Another recommendation is to have a written social media policy in place at the outset. Online you can find the policies of large corporations like Google and IBM, which you can use as a guide. The simplest policies tend to be the most successful, Leibner said, and it’s best to extend the policies you have on-site to the social media space. At the very least, employees need to understand they reflect their employer’s brand both positively and negatively on and off the clock and can be held personally accountable for posting inappropriate material. “No policy is just a liability waiting to happen,” Leibner added.
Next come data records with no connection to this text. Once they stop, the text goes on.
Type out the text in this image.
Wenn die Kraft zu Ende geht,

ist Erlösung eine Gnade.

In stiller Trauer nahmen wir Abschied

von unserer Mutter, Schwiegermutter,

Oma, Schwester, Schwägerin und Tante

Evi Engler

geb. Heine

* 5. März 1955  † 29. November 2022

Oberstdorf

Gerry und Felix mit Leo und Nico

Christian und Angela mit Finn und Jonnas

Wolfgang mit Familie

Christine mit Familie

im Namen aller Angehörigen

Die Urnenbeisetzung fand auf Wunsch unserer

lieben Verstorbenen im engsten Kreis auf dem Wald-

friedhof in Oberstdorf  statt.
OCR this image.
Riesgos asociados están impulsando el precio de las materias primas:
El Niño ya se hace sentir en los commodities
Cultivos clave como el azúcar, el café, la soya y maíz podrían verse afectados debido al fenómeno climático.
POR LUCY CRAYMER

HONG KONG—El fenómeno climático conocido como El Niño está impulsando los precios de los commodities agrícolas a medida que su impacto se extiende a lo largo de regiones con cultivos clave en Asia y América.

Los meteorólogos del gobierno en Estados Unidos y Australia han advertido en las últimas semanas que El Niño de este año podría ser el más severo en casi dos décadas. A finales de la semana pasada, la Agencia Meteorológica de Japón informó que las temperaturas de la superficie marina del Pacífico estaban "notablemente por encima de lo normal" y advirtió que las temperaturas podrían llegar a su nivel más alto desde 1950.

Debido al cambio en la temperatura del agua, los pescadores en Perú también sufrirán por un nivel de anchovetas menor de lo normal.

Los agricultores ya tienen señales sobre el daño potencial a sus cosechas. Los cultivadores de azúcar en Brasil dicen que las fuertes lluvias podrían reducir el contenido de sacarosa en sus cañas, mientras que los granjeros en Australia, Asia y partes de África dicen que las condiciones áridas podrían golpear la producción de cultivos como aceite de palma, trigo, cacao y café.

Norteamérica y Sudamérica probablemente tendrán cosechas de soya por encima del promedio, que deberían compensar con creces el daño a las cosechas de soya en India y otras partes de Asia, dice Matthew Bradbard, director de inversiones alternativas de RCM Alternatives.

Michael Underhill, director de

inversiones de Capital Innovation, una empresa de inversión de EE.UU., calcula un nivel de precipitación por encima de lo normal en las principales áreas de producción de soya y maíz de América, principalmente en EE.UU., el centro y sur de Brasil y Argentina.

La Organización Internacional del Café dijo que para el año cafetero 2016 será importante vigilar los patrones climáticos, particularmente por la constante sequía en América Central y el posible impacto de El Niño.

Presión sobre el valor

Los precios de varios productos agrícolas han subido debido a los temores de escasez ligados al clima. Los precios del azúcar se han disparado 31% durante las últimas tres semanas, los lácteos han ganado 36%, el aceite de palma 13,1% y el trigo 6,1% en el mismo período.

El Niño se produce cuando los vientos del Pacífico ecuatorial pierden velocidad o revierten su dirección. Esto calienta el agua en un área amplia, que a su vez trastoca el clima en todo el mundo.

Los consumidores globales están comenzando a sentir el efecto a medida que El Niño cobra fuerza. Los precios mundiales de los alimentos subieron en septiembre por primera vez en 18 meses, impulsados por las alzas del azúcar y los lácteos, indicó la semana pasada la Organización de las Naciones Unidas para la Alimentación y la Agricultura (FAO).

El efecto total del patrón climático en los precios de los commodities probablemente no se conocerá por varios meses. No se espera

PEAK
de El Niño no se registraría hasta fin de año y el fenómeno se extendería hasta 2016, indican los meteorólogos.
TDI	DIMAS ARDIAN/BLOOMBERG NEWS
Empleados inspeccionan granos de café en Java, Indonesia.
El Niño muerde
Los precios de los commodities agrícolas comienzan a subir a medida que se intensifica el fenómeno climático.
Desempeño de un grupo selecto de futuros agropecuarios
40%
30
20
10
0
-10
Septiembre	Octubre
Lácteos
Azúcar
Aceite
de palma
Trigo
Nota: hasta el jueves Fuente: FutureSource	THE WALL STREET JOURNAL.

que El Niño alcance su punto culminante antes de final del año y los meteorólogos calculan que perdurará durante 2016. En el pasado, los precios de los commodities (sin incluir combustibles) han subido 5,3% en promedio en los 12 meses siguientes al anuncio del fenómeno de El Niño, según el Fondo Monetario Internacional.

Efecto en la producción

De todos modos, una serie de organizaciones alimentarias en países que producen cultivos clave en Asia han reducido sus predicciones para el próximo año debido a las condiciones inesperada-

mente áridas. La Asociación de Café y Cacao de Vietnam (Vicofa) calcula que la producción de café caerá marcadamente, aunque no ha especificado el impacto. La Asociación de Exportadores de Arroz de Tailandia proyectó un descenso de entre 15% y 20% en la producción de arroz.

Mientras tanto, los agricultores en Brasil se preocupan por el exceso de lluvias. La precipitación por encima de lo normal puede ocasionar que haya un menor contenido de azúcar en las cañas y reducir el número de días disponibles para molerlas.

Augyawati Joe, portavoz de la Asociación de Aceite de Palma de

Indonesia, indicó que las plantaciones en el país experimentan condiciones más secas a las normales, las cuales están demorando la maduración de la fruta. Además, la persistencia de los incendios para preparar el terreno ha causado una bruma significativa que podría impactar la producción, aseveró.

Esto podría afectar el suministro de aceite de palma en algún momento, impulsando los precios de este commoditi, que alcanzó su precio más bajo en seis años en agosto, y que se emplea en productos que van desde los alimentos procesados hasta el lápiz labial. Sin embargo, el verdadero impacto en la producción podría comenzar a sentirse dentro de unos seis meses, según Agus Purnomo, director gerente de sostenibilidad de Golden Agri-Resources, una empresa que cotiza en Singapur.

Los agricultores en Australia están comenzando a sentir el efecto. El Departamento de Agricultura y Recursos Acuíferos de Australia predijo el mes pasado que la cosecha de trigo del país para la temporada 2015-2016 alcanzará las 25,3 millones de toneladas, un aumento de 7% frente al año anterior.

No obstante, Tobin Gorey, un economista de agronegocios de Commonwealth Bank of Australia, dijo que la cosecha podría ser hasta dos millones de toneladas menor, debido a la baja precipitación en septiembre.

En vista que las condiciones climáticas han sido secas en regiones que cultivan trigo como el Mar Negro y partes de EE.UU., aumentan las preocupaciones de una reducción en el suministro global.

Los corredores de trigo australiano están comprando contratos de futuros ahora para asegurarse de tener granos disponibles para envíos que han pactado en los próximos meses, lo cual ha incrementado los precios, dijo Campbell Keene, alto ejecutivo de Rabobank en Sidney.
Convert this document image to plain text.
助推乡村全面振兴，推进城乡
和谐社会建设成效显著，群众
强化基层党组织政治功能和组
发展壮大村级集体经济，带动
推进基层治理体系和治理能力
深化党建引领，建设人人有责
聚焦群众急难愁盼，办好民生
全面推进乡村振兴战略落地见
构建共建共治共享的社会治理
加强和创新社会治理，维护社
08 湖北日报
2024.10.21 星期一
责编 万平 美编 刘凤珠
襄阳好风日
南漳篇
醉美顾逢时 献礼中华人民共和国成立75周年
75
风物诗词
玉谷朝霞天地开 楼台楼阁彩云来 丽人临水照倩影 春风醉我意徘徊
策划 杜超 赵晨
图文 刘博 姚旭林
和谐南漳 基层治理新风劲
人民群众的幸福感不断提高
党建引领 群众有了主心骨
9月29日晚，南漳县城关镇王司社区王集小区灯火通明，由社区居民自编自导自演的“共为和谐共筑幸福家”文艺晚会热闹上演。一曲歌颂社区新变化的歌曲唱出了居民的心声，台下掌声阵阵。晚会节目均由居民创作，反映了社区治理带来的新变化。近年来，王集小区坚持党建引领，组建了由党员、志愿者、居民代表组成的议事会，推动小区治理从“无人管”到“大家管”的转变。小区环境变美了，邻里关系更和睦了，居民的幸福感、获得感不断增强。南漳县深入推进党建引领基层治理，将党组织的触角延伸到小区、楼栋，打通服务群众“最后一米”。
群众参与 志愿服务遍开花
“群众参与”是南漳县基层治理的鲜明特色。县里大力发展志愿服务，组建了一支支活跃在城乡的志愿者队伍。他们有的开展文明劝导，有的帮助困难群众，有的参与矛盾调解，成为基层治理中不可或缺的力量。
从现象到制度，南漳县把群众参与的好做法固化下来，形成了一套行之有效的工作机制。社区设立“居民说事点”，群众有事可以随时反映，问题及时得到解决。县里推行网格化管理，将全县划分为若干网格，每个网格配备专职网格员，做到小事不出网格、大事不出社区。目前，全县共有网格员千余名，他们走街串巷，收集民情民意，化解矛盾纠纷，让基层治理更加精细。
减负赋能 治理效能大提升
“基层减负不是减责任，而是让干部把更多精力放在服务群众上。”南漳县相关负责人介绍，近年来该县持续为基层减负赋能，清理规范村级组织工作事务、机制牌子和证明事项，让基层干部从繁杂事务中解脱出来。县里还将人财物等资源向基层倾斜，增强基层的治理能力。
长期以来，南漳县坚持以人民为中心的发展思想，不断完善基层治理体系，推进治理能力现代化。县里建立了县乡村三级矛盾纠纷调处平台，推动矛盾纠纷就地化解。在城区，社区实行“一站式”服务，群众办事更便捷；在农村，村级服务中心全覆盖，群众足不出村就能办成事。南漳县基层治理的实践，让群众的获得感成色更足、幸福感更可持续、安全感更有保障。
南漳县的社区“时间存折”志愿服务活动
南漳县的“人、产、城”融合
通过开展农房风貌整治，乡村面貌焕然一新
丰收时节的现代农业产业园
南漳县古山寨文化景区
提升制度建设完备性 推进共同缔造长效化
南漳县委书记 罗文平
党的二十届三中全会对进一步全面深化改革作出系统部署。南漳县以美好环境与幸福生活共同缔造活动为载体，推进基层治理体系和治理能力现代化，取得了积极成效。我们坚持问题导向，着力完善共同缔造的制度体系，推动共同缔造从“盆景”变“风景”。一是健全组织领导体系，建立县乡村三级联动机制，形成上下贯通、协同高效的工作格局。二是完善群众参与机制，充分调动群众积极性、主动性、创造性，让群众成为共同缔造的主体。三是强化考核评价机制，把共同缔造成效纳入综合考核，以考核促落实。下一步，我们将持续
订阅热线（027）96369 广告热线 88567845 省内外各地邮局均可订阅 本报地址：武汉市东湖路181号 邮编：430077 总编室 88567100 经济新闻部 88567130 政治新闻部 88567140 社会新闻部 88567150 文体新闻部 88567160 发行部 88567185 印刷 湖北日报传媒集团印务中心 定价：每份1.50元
Although advances in social media are near impossible to predict (remember when MySpace was hot?), people’s desire to connect in real time with other individual’s, companies and brands will continue and likely increase. Video content perhaps will continue to grow, and we may see a greater focus on mobile devices. Also, the ability to segment audiences from within a larger audience is a feature we’re seeing more often.
“Social media is a growing industry,” Carter said. “I think it’s going to be very interesting to see where it goes over the next few years.”